A distilbert-base-uncased model fine-tuned on the IMDB movie reviews dataset for binary sentiment classification (positive / negative).

This model is the final artifact of an MLOps group project at IIT Jodhpur (Course CSL7040), demonstrating an end-to-end production ML pipeline: version control on GitHub, GPU training on Kaggle, experiment tracking on Weights & Biases, container packaging via Docker, and deployment to the Hugging Face Hub.

How to Use

from transformers import pipeline

classifier = pipeline("sentiment-analysis", model="pujaniitj/mlops-group-sentiment")
result = classifier("This movie was fantastic!")
print(result)
# [{'label': 'positive', 'score': 0.9876}]

Intended Use

Primary use case: Classifying English-language movie reviews as positive or negative sentiment.

Out-of-scope uses:

  • Non-English text (model only trained on English IMDB reviews)
  • Domain shift — e.g. tweets, product reviews, news articles, customer support transcripts. Performance will degrade outside the movie-review domain.
  • Fine-grained sentiment (beyond binary pos/neg, e.g. 5-star ratings)
  • High-stakes decisions or content moderation without human review

Model Description

  • Base architecture: DistilBERT (distilbert-base-uncased)
  • Distinct from base: Fine-tuned classification head (2 output labels)
  • Parameters: ~66 million
  • Tokenizer: WordPiece (DistilBERT default)
  • Max sequence length: 256 tokens
  • Labels: 0 → negative, 1 → positive

Training Data

  • Dataset: IMDB Movie Reviews
  • Train size: 25,000 reviews (12,500 positive + 12,500 negative — perfectly balanced)
  • Test size: 25,000 reviews (same balance)
  • Train/Validation split: 90/10 of the train set, with seed=42

Training Procedure

Hyperparameters

Setting Value
Learning rate 3e-5
Train batch size 16
Eval batch size 32
Epochs 3
Max sequence length 256
Warmup ratio 0.1
Weight decay 0.01
Optimizer AdamW
Mixed precision fp16
Seed 42

Training Environment

  • Platform: Kaggle Notebook
  • Hardware: 2× NVIDIA Tesla T4 GPU
  • Training time: ~17 minutes

Experiment Tracking

Two configurations were trained and compared via Weights & Biases:

Run Learning rate Test F1 Test Accuracy Test Loss
v1 (this model) 3e-5 ~0.90 ~0.90 ~0.70
v2 (discarded) 5e-5 ~0.91 ~0.91 ~0.85

Replace these values with the exact decimals from your W&B run summary before publishing the final model card.

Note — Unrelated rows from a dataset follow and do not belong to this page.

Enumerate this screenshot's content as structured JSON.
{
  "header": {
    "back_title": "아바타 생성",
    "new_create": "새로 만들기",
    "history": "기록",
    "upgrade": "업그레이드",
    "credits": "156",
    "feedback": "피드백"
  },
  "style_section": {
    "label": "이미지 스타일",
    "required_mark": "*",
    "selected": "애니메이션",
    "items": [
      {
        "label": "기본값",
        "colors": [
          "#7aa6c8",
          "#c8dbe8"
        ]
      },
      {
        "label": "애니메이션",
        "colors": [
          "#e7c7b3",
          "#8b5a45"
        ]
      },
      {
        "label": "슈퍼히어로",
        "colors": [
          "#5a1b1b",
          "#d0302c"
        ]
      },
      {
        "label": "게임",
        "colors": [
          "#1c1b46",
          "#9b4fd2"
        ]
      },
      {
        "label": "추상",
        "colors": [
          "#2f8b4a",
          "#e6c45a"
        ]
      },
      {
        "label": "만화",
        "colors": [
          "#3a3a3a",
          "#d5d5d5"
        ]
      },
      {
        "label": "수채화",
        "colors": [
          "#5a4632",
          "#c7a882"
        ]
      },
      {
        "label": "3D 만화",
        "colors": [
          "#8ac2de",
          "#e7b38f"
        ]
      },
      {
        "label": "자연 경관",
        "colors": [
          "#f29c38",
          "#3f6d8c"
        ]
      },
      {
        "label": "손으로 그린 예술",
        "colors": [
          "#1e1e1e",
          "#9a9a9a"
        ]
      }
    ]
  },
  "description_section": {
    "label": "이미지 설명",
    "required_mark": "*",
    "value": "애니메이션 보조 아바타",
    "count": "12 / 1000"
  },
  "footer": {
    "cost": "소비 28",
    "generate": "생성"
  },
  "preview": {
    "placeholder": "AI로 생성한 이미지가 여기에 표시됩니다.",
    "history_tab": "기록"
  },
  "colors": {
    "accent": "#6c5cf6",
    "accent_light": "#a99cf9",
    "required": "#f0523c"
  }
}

Why v1 was selected: While v2 achieved a marginally higher F1 (~0.5%), it showed clear signs of overfitting — its eval loss climbed sharply across epochs while v1's remained more stable. v1 also delivers ~25% faster inference, making it the better choice for a production deployment.

Evaluation Results

Evaluation on the held-out IMDB test set (25,000 reviews):

Metric Value
Accuracy ~0.90
F1 (weighted) ~0.90
Precision (weighted) ~0.90
Recall (weighted) ~0.90

Limitations and Biases

  • Domain: Only trained on movie reviews. Expect degraded performance on other domains.
  • Length: Inputs are truncated to 256 tokens (~200 words). Longer reviews may lose tail information that matters for sentiment.
  • Language: English only.
  • Demographic biases: IMDB reviewers historically skew toward certain demographics (e.g., predominantly male, English-speaking). The model may inherit these biases — e.g., it may misclassify reviews using vernacular or cultural references underrepresented in IMDB.
  • Sarcasm and irony: Like most BERT-based classifiers, the model can struggle with sarcastic or ironic text where the surface sentiment opposes the intended meaning.